Lavi Q1 synagogue construction up 10%

Lavi Industries showed a 10% increase in the construction of synagogues in the first quarter of 2019, market data revealed.

LAVI MANUFACTURED furniture in a synagogue (photo credit: MORAG BITON)
LAVI MANUFACTURED furniture in a synagogue
(photo credit: MORAG BITON)
Lavi Industries showed a 10% increase in the construction of synagogues in the first quarter of 2019, market data revealed.
Lavi Industries – which is the largest company in the world in the field of design, planning and manufacturing of seating and furniture systems for synagogues – constructed 60 synagogues at a total investment of NIS 300 million.

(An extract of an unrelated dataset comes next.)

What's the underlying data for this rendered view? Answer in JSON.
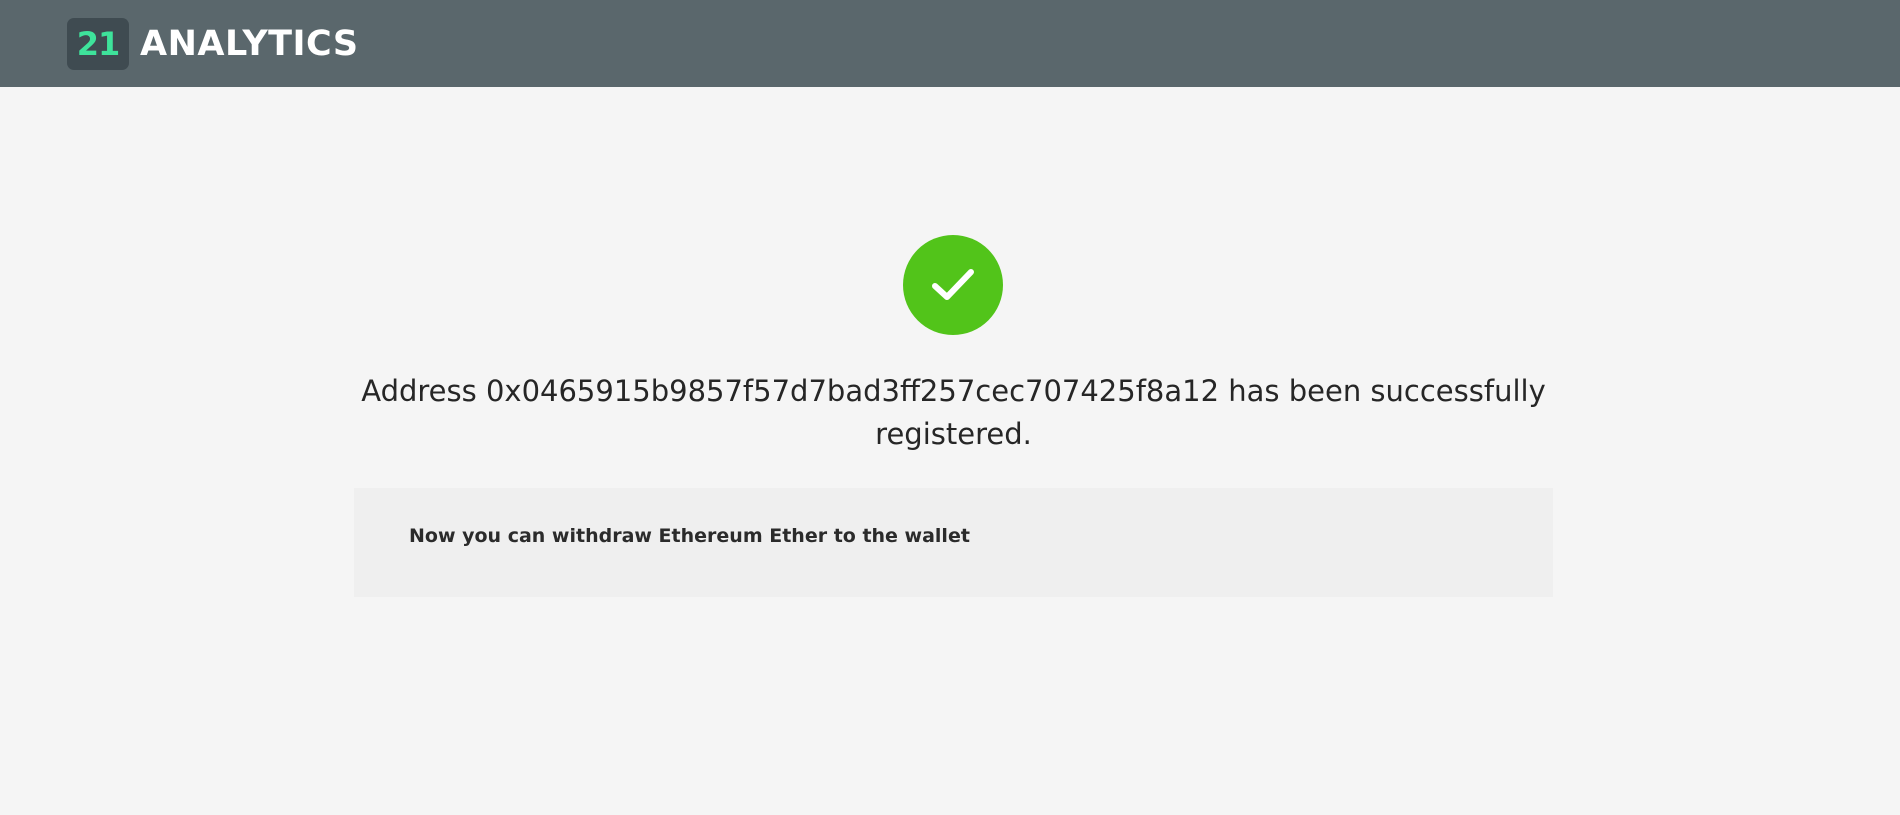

CEO Micha Oberman said that in the first quarter the company built about 70% of its synagogues in Israel and 30% abroad, in the United States, England, Italy, France and Germany.
Also in Quarter 1, a first-of-its-kind synagogue was opened in Jerusalem for the handicapped and wheelchair disabled in the new wing of the Herzog Medical Center in Jerusalem – the Mishkan Shmuel Synagogue.
The company designed, planned and manufactured the Jerusalem synagogue – with furniture valued at NIS 400,000. It will provide the handicapped with easy-access entry and exit, suitable seats and benches, an accessible holy ark, and more.
The accessible synagogue covers an area of 100 sq.m. and includes 50 seats for men and women, and adjacent to it is a balcony designed for the construction of a sukkah.
In recent years Lavi has produced and supplied furniture to hundreds of synagogues around the world, including the largest synagogue built in the last 15 years in Russia, in the oligarch-rich Moscow suburb of Zhukovka, located near President Vladimir Putin’s residence, the Forest Hill Synagogue in Toronto, Young Israel in Florida, the synagogue in Carpentras in southern France (a synagogue that was built 300 years ago and recently underwent reconstruction), the central synagogue in Nice, Mishkan Yosef in Panama City, Agudat Israel Synagogue in Rio de Janeiro, the Blake Street Shul in Melbourne, and more.
Lavi has installed furniture in 5,300 synagogues in Israel and around the world.